Relatives of killed Coptic Christians grieve by the coffins during the funeral at Abu Garnous Cathedral in the north Minya town of Maghagha on 26 May. Masked gunmen attacked a bus of Coptic Christians south of the Egyptian capital, killing at least 28 people.

Gunmen opened fire and killed at least 28 Coptic Orthodox Christians – some reports say up to 35 – and wounded about 25 others; the Copts were traveling to Ascension Day services at the Monastery of St. Samuel in Minya, southern Egypt.

Bishop Ermia, General Bishop and President of the Coptic Orthodox Cultural Center in Cairo, confirmed on his Twitter account that the slain Christians from Naslet Hanna village of El-Fashn and other towns in the Minya and Beni Suef governorates were travelling on two buses to celebrate the Coptic Feast of the Ascension, which falls 40 days after Easter.

The convoy was stopped at 9.30am on a remote desert road near El Idwa, close to the border between the Minya and Beni Suef provinces, by masked attackers armed with machine guns.

According to the Egyptian health ministry, eight to 10 masked attackers wearing military uniforms blocked the Christians’ vehicles as they were passing through the Minya region, about 220km (140 miles) south of Cairo and home to a sizeable Coptic minority.

Fr. Azra Fakhry, Vicar of the Maghagha and El-Idwa Archdiocese, told World Watch Monitor that eight Coptic workers from Deir Al-Garnous village of Maghagha, who were traveling in a pick-up truck to work at the monastery, had joined the bus convoy. When the militants intercepted their truck and two buses at gunpoint, they forced all the Copts to give over their jewellery, money and mobile phones.

They then ordered the Christians to convert to Islam, Fr. Fakhry said: “Bear witness that there is no god to be worshipped but Allah, and that Mohammed is the messenger of Allah,” they demanded. When the Copts refused, saying, “We are Christians,” the attackers opened fire, shooting most of their victims in the head. A number of children were confirmed among the dead, and all eight men in the truck were killed.

No immediate claim for the attack has been made, although survivors of the attack said the black flag of the so-called Islamic State was displayed on the attackers’ 4×4 vehicles. They were reported to be in three vehicles.

Continuing deadly assaults

The latest attack comes in the wake of a series of deadly assaults this year against Egypt’s embattled Coptic Christian minority, who constitute about 10% of Egypt’s population of 91 million.

After twin bombings of Coptic churches that  killed 49 during packed Palm Sunday worship services in early April, Egyptian President Abdel Fattah el-Sisi ordered a national state of emergency. Coptic Pope Tawadros II had just celebrated Mass minutes before the cathedral attack in Alexandria, along the Mediterranean coast. The other bombing struck a church in Tanta, Egypt’s fifth largest populated area, between Cairo and Alexandria. Only days before the Tanta bombing, police had defused a similar bomb device in the church before it exploded.

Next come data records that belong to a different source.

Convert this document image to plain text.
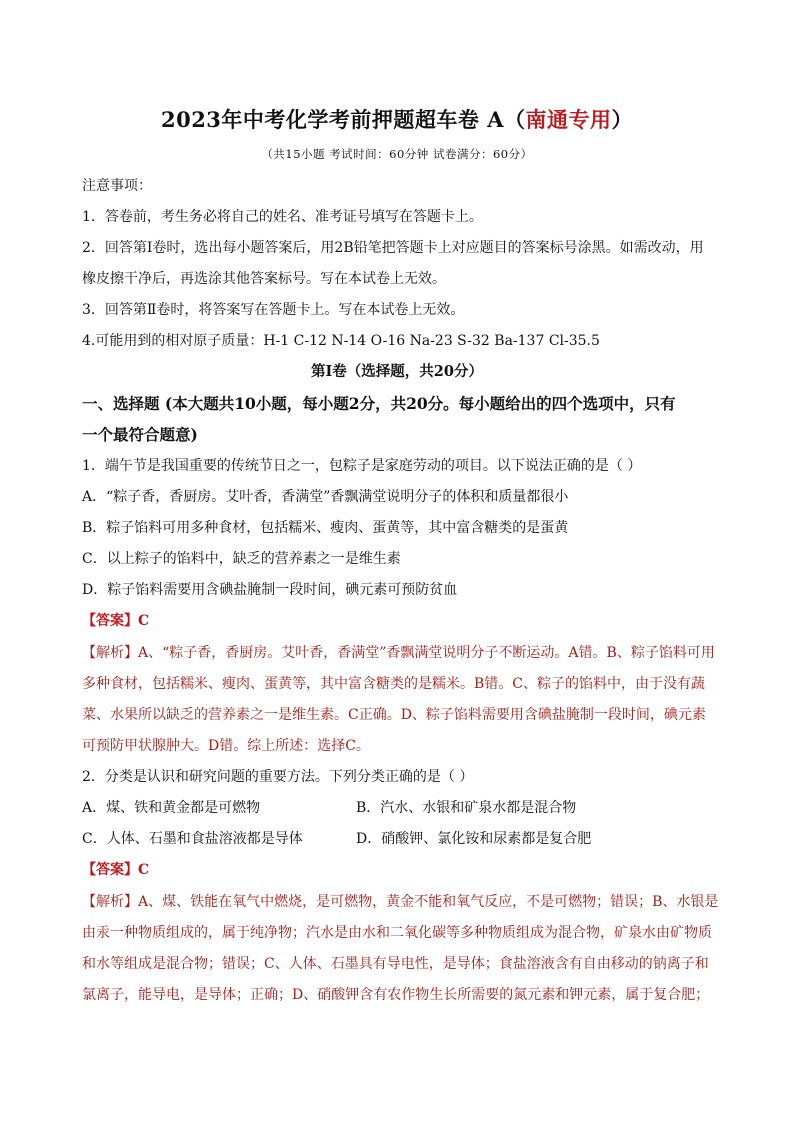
2023年中考化学考前押题超车卷 A（南通专用）
（共15小题 考试时间：60分钟 试卷满分：60分）
注意事项：
1．答卷前，考生务必将自己的姓名、准考证号填写在答题卡上。
2．回答第Ⅰ卷时，选出每小题答案后，用2B铅笔把答题卡上对应题目的答案标号涂黑。如需改动，用
橡皮擦干净后，再选涂其他答案标号。写在本试卷上无效。
3．回答第Ⅱ卷时，将答案写在答题卡上。写在本试卷上无效。
4.可能用到的相对原子质量：H-1 C-12 N-14 O-16 Na-23 S-32 Ba-137 Cl-35.5
第Ⅰ卷（选择题，共20分）
一、选择题 (本大题共10小题，每小题2分，共20分。每小题给出的四个选项中，只有
一个最符合题意)
1．端午节是我国重要的传统节日之一，包粽子是家庭劳动的项目。以下说法正确的是（ ）
A．“粽子香，香厨房。艾叶香，香满堂”香飘满堂说明分子的体积和质量都很小
B．粽子馅料可用多种食材，包括糯米、瘦肉、蛋黄等，其中富含糖类的是蛋黄
C．以上粽子的馅料中，缺乏的营养素之一是维生素
D．粽子馅料需要用含碘盐腌制一段时间，碘元素可预防贫血
【答案】C
【解析】A、“粽子香，香厨房。艾叶香，香满堂”香飘满堂说明分子不断运动。A错。B、粽子馅料可用
多种食材，包括糯米、瘦肉、蛋黄等，其中富含糖类的是糯米。B错。C、粽子的馅料中，由于没有蔬
菜、水果所以缺乏的营养素之一是维生素。C正确。D、粽子馅料需要用含碘盐腌制一段时间，碘元素
可预防甲状腺肿大。D错。综上所述：选择C。
2．分类是认识和研究问题的重要方法。下列分类正确的是（ ）
A．煤、铁和黄金都是可燃物	B．汽水、水银和矿泉水都是混合物
C．人体、石墨和食盐溶液都是导体	D．硝酸钾、氯化铵和尿素都是复合肥
【答案】C
【解析】A、煤、铁能在氧气中燃烧，是可燃物，黄金不能和氧气反应，不是可燃物；错误；B、水银是
由汞一种物质组成的，属于纯净物；汽水是由水和二氧化碳等多种物质组成为混合物，矿泉水由矿物质
和水等组成是混合物；错误；C、人体、石墨具有导电性，是导体；食盐溶液含有自由移动的钠离子和
氯离子，能导电，是导体；正确；D、硝酸钾含有农作物生长所需要的氮元素和钾元素，属于复合肥；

Islamic State released a propaganda video in February, vowing to wipe out Egypt’s Coptic Christians and “liberate Cairo.”  A local IS affiliate known as Sinai Province has attempted to impose its hard-line interpretation of Islam on Egypt’s North Sinai population around Al-Arish. Hundreds of Christians fled the area and re-located to Port Said in late February and March, after the Islamists posted videos and leaflets telling Copts to leave the area or be killed. To date this year, eight Copts have been targeted and brutally murdered in the area.

Egyptian Christians have long complained that the government does not take their security concerns seriously. For their part, officials have blamed violent incidents on foreign-influenced extremists.

The Egyptian Initiative for Personal Rights recorded 77 sectarian attacks on Copts in the Minya province alone between 2011 and 2016, in addition to scores of vandalism incidents at churches and schools.

However, Al-Azhar, the centre of Islamic Sunni learning in Cairo, announced on 13 May that it would form a committee to draft a new law for submission to the Egyptian Parliament, to confront hatred and violence in the name of religion.

“I am heartbroken by the news of another awful attack on men, women and children, murdered because of their faith in Jesus Christ,” Archbishop of Canterbury Justin Welby said in a written statement on the day of the killings. “Today we stand with all those who fear for their lives because of their faith. We stand with Pope Tawadros and all the Christians of Egypt, in prayer and solidarity.”